Generative AI Startup Shows Off Digital In-Memory Computing Platform
Offering improved performance and lower operating costs, D-Matrix’s newest platform presents a clear path forward to scale data center AI.
Last month, Santa Clara-based startup D-Matrix announced Jayhawk II, the second generation of its AI compute platform purpose-built for accelerating big data workloads. As AI models become more prolific, developers require dedicated hardware to support the complex operations for inference. As such, hardware such as the Jayhawk platform could be invaluable to the future of data center computing.
By combining the latest advancements in VLSI, software, and packaging, the Jayhawk II platform can rapidly accelerate AI performance and keep operating costs low. Image used courtesy of Forbes
While basic machine learning models can run on standard computer hardware such as CPUs or GPUs, this hardware becomes impractical as models scale to data center sizes. In these instances, dedicated AI compute modules provide not only more performance but potentially a lower overall operating cost.
D-Matrix, a young company aiming to be a leader in AI-focused hardware, has set out to address this scaling by "transforming the economics of large multi-modal model inference in the data center."
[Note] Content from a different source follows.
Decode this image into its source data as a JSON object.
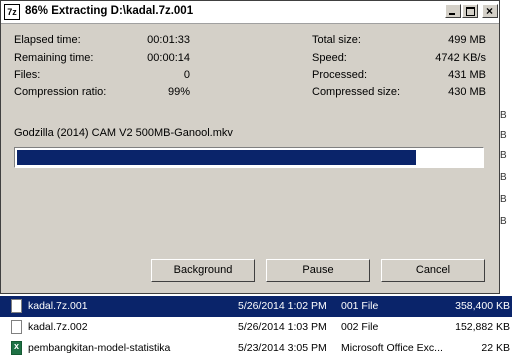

D-Matrix Targets Digital In-Memory Compute
Analog compute-in-memory is one of the up-and-coming techniques to tackle the scaling problem of large-scale AI deployments. D-Matrix has developed a similar approach with its Jayhawk and Nighthawk platforms.
To provide a robust chiplet interconnect, D-Matrix uses a "Bunch of Wires" approach to provide a low-latency, high-bandwidth chiplet-to-chiplet interconnect. Image used courtesy of STH
D-Matrix employs both digital in-memory compute (DIMC) to offload computation cost and a unique chiplet architecture and interconnect to develop a low-latency, high-bandwidth device. On bandwidth alone, the latest Jayhawk II platform can outperform high-end GPUs by up to 40x, translating directly to improved performance and better throughput.
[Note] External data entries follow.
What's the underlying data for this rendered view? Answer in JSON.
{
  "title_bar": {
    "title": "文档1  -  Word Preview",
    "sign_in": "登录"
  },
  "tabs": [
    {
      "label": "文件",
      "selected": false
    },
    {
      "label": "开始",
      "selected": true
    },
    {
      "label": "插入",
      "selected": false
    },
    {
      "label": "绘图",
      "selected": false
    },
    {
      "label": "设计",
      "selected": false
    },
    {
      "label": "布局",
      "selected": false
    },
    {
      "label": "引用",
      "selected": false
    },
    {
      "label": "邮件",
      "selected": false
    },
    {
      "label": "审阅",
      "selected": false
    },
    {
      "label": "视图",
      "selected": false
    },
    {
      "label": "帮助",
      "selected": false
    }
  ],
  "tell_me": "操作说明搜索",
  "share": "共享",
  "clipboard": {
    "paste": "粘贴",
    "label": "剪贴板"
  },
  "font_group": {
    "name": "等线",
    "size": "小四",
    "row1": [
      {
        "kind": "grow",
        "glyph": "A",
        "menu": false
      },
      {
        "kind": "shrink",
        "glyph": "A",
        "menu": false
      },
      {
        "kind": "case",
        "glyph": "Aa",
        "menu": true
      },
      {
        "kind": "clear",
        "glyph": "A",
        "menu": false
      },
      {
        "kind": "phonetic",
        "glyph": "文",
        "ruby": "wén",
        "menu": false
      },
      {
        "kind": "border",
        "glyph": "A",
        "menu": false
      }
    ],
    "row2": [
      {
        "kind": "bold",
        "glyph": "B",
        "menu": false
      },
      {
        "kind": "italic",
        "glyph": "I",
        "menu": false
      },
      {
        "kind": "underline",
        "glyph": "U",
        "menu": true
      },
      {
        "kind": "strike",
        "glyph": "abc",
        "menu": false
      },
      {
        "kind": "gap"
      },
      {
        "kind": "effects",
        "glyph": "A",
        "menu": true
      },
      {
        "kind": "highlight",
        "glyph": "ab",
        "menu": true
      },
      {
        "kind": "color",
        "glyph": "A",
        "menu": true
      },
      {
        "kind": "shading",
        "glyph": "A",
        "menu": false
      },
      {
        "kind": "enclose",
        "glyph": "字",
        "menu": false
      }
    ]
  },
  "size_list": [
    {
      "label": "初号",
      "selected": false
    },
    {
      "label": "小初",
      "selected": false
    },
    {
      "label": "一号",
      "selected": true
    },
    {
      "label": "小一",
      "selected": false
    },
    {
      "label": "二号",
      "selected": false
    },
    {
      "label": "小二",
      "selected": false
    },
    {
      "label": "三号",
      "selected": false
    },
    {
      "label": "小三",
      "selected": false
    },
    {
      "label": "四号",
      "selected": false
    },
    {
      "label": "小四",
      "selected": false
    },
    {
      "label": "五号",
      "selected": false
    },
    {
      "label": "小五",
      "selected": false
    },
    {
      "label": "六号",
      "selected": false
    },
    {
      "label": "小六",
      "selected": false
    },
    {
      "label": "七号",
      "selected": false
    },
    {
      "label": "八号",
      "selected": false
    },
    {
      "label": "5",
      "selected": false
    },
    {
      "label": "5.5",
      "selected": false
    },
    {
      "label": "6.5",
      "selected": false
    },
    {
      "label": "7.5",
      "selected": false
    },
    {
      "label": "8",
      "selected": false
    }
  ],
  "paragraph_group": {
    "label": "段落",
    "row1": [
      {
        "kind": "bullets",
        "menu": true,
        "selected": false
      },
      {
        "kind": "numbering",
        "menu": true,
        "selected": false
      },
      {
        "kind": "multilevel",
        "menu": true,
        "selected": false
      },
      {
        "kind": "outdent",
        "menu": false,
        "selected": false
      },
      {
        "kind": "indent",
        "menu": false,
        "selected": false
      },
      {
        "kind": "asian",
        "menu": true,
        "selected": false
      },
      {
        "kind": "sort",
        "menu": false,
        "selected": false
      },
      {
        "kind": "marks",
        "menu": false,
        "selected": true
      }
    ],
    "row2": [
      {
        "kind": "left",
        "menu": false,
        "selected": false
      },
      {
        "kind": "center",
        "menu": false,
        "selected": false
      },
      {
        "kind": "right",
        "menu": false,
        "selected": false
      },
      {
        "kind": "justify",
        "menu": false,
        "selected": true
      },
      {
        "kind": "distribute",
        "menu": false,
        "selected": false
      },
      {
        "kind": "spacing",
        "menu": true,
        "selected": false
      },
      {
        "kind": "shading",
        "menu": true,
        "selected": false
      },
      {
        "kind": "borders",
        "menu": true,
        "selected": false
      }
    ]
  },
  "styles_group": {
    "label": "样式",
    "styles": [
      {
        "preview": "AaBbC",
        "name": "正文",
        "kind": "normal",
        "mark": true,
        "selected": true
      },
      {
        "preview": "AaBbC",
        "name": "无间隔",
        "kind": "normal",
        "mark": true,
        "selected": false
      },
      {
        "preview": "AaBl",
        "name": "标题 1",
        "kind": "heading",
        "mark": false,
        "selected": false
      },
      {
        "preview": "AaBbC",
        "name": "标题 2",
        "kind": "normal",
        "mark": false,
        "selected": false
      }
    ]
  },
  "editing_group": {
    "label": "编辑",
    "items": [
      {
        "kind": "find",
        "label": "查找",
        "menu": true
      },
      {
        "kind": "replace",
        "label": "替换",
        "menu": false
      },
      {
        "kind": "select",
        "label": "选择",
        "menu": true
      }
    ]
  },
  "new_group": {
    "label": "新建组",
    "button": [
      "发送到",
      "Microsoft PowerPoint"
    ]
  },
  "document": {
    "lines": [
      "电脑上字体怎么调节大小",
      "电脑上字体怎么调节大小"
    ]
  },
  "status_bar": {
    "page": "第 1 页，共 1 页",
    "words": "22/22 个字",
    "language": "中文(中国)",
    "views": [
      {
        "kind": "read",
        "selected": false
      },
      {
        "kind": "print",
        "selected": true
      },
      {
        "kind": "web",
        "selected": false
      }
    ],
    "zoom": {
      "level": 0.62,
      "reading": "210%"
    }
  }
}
It's these specs that have earned D-Matrix support from investors such as Playground, Microsoft’s M12, Nautilus, and many others.
A Scalable, "Lego Block" Architecture
In terms of raw performance, D-Matrix reports that the Jayhawk II platform offers up to 150 TOPs, floating-point numerics, compression for generative AI models, and up to 20x better inferences per second compared to high-end GPUs. This performance boost is due largely to the DIMC and chiplet architecture but can also be attributed to the scalable nature of the device.
D-Matrix's previous generation of AI hardware, Nighthawk, highlights the scalability afforded by chiplets, allowing designers to scale AI compute up or down as needed. Image used courtesy of D-Matrix
With the Jayhawk II platform, designers can scale based on the required performance, with options from 30 TOPs to 150 TOPs. This eliminates the common tradeoff between unnecessary performance or slower speed when choosing a GPU. Thanks to D-Matrix's “Lego block” approach, the modular Jayhawk II and Nighthawk platforms can be scaled to each designer’s needs. The Jayhawk II is currently available for demo and evaluation, and the publicly available Corsair chip is expected in late 2023.
D-Matrix Thinks Big With the Data Center
While developers can use GPUs, AI-specific processors, or edge-based systems as a short-term solution for AI challenges, the industry must eventually adopt a more wide-scale approach like D-Matrix's to upgrade data center-level AI performance.
Regardless of whether the Jayhawk II platform will be the victor in the AI hardware race, its availability could benefit not only designers looking for innovative ways to deploy their AI models but also companies seeking higher data center AI performance at a lower cost.